Is it impossible? Change is never impossible. Is it very difficult? Sounds like it is. So we are back to your options. I honestly think that yes, you should let go of your desire for spontaneous compliments and you should prompt him whenever and wherever possible. Your prompts could also be very specific. “Do you like this dress? I bought a new lipstick. What do you think of the color? I tried a new vegetable dish this Shabbos. Did you enjoy it?” This may ultimately change his habits – or not. But it will give you some measure of reassurance and pleasure. A compliment doesn’t have to be spontaneous to be real and sincere.

We are all very busy and distracted. Sometimes when we are ready to go out, I ask my husband if I look nice. And, of course, there’s only one answer I’m expecting!! He looks a little sheepish (he’s actually usually pretty good about compliments I have to confess) and then gives me the validation I seek. Even though I’ve asked for it, I’ve learned to accept it with good grace and assume he means it. I heartily suggest that you do the same.

Kids at Home during Summer Vacation

Dear Emuna, It’s summertime and my college kids just want to “chill”. I’m running around cleaning the house, doing laundry, grocery shopping and making dinner not to mention that I have a part-time job that sometimes seems full time. Meanwhile, they stay up late and then sleep late to catch up. I want them to enjoy coming home and to continue to do it but I’m feeling a little like the maid and like they’re wasting their lives. Help!! Frustrated Mom

Dear Frustrated,

I imagine that your letter could have been written by many if not all parents of college kids, boys and girls. From the moment the word “chill” entered the lexicon it seems to have become a life goal – or at the very least a reward for good behavior. There are two problems with this attitude – one is the waste of time and two is the lack of responsibility. Let’s start with the latter.

While it’s hard to drag a 6’2” young man out of bed (or however big and tall he may be!), in your house you can establish rules. Our kids want to come home; they won’t stop coming if we establish rules. They may stop if they are arbitrary and inflexible or punitive as opposed to productive. That’s up to you. To suggest (with your husband’s support) that you love your children very much and are thrilled to have them home but you didn’t expect to be the maid this summer is not oppressive and is completely appropriate. Although they may still be dependent, they are no longer children and it is not to their ultimate advantage if we continue to treat them as such. Not only will they never grow up in terms of abilities and attitudes, but we are teaching them bad character. Why shouldn’t they help out? Why shouldn’t they learn to be givers and not just takers?

I think you can find a way to say (with perhaps a bit of humor thrown in) that you expect some help in the laundry, clean-up and shopping department, perhaps even in the cooking one. It will not only relieve some of the pressure and frustration from you but it is good training for their character and their future.

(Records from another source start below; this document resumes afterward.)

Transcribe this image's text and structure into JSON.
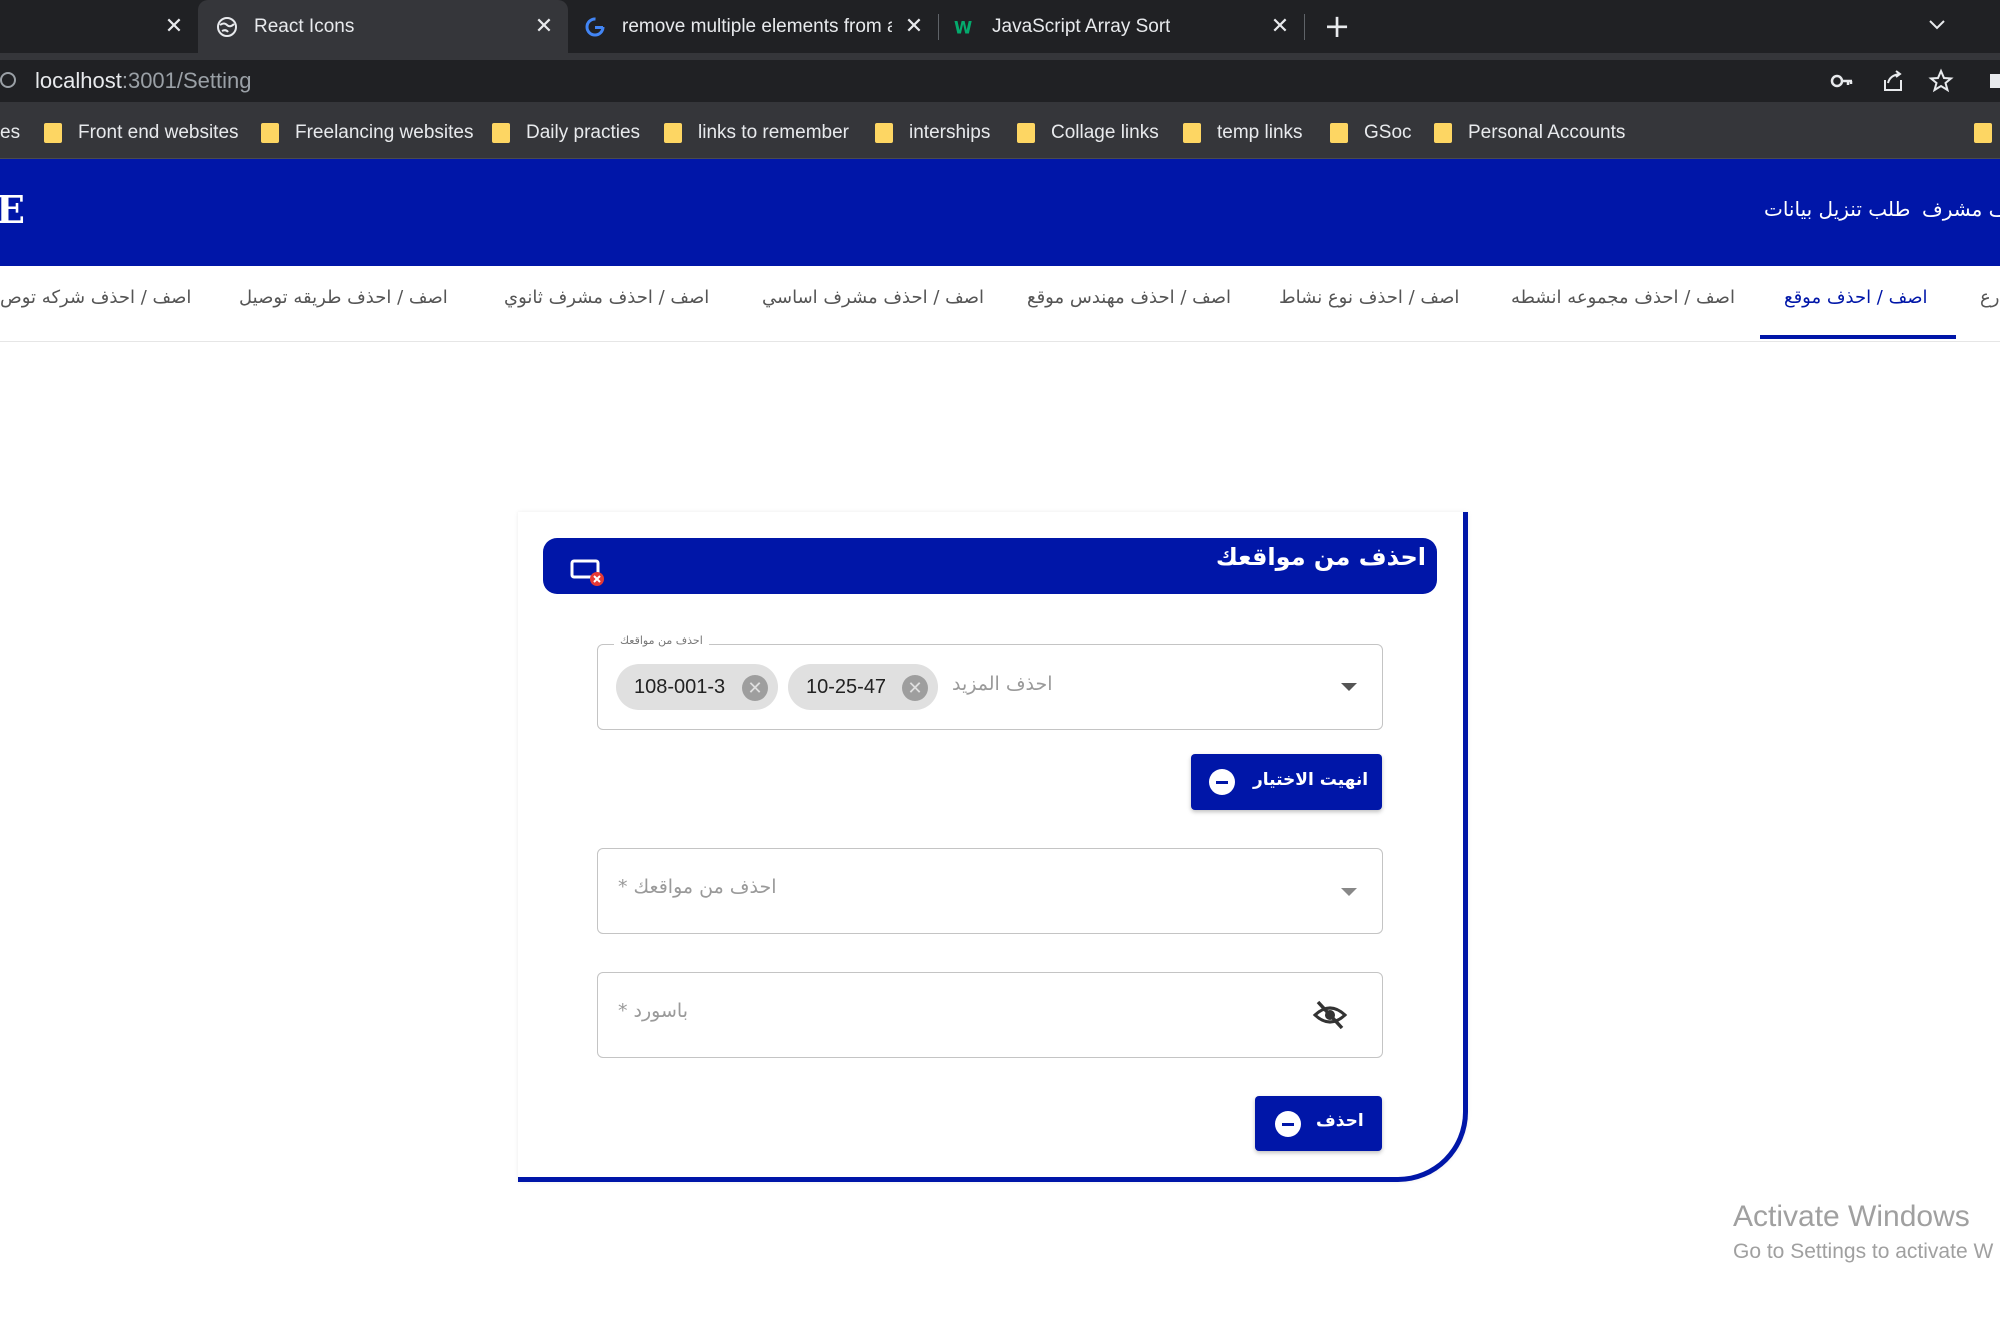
{
  "browser": {
    "tabs": [
      {
        "title": "",
        "active": false
      },
      {
        "title": "React Icons",
        "active": true,
        "icon": "globe-icon"
      },
      {
        "title": "remove multiple elements from a",
        "active": false,
        "icon": "google-icon"
      },
      {
        "title": "JavaScript Array Sort",
        "active": false,
        "icon": "w3schools-icon"
      }
    ],
    "new_tab": "+",
    "url_host": "localhost",
    "url_rest": ":3001/Setting",
    "bookmarks": [
      "es",
      "Front end websites",
      "Freelancing websites",
      "Daily practies",
      "links to remember",
      "interships",
      "Collage links",
      "temp links",
      "GSoc",
      "Personal Accounts"
    ]
  },
  "app": {
    "brand": "E",
    "header_links": [
      "طلب تنزيل بيانات",
      "ف مشرف"
    ],
    "accent": "#0016a8",
    "settings_tabs": [
      "اصف / احذف موقع",
      "اصف / احذف مجموعه انشطه",
      "اصف / احذف نوع نشاط",
      "اصف / احذف مهندس موقع",
      "اصف / احذف مشرف اساسي",
      "اصف / احذف مشرف ثانوي",
      "اصف / احذف طريقه توصيل",
      "اصف / احذف شركه توص",
      "رع"
    ]
  },
  "card": {
    "title": "احذف من مواقعك",
    "select1": {
      "legend": "احذف من مواقعك",
      "chips": [
        "108-001-3",
        "10-25-47"
      ],
      "placeholder": "احذف المزيد"
    },
    "finish_button": "انهيت الاختيار",
    "select2": {
      "placeholder": "احذف من مواقعك *"
    },
    "password": {
      "placeholder": "باسورد *"
    },
    "delete_button": "احذف"
  },
  "watermark": {
    "line1": "Activate Windows",
    "line2": "Go to Settings to activate W"
  }
}
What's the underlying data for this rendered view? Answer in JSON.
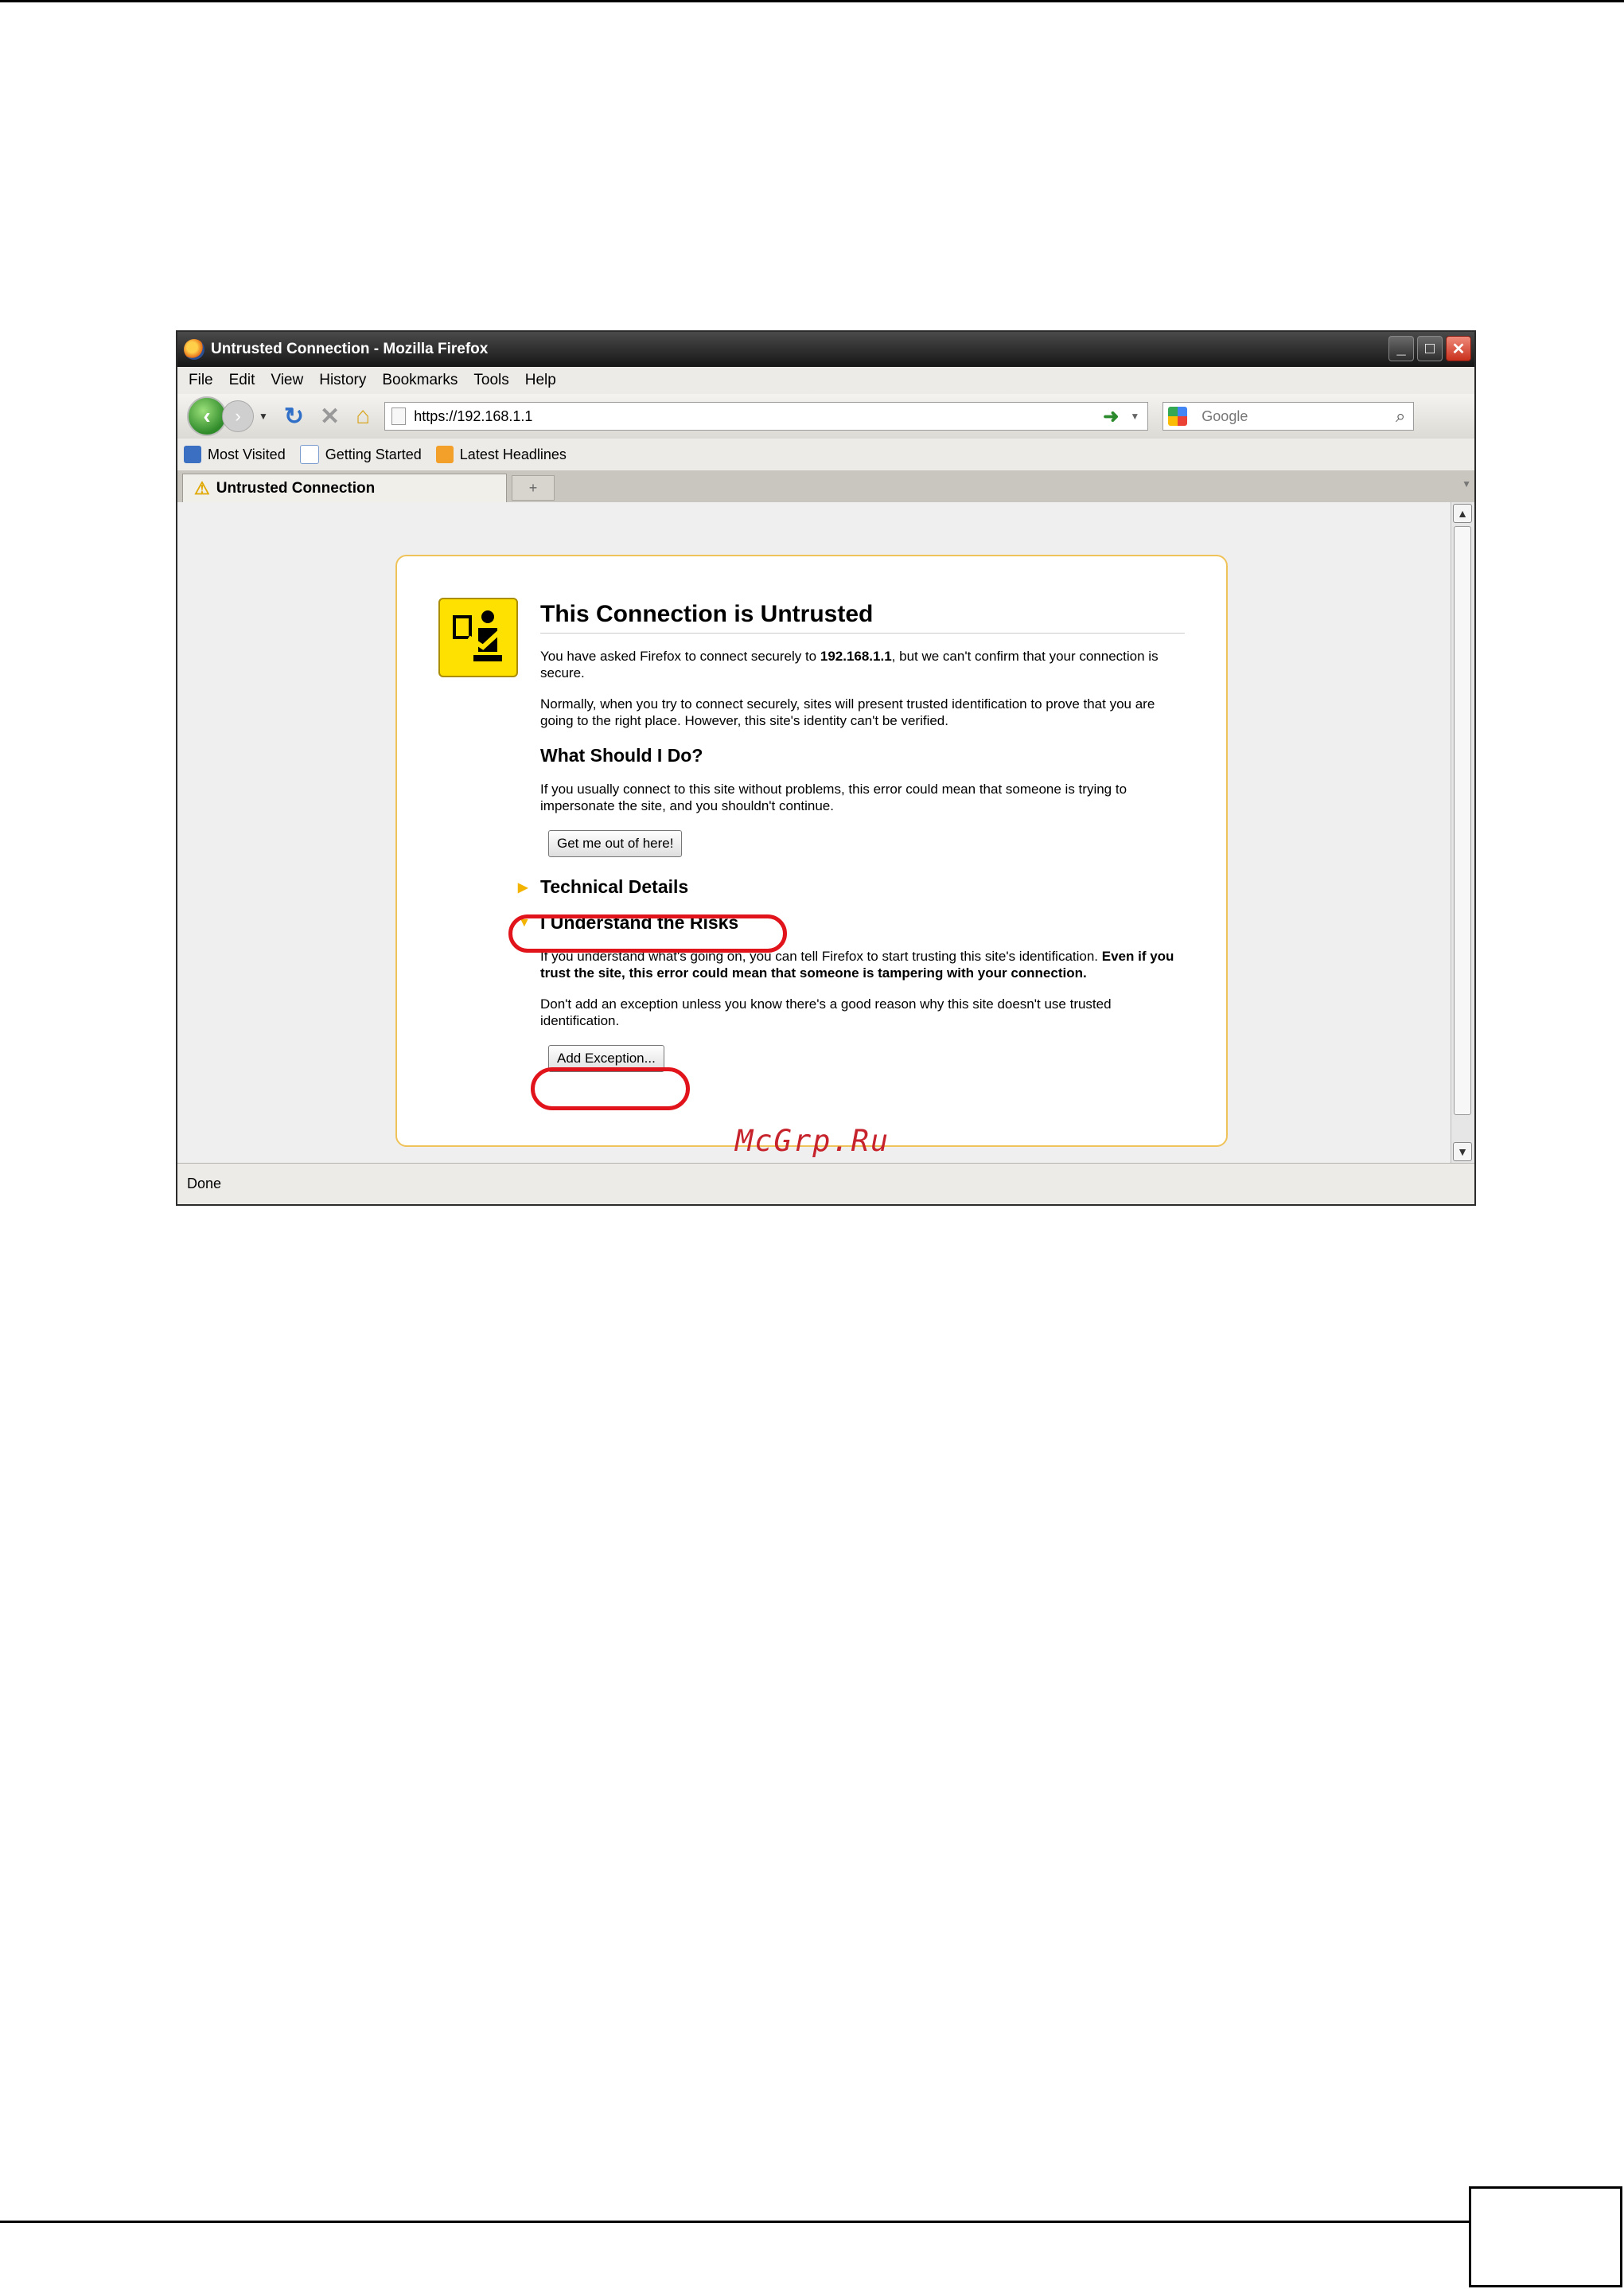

In terms of the waste of time, this is harder for young people to see. The future seems long and unending and we pray that it is. Nevertheless we do want to impress upon them the value of time and the opportunities of the summer – to do volunteer work, to get an internship in their field, to earn some spending money for college. It is a time of opportunity and they should take advantage of it. Once again, you can set some rules – gently and with love. I wouldn’t charge an actual “room and board” but you could make something like 4 hours/day of employment, volunteer or paid, the condition of living at home. We are still their parents and we need to continue to act like it. I think you will be surprised to discover that your children actually want you to as well!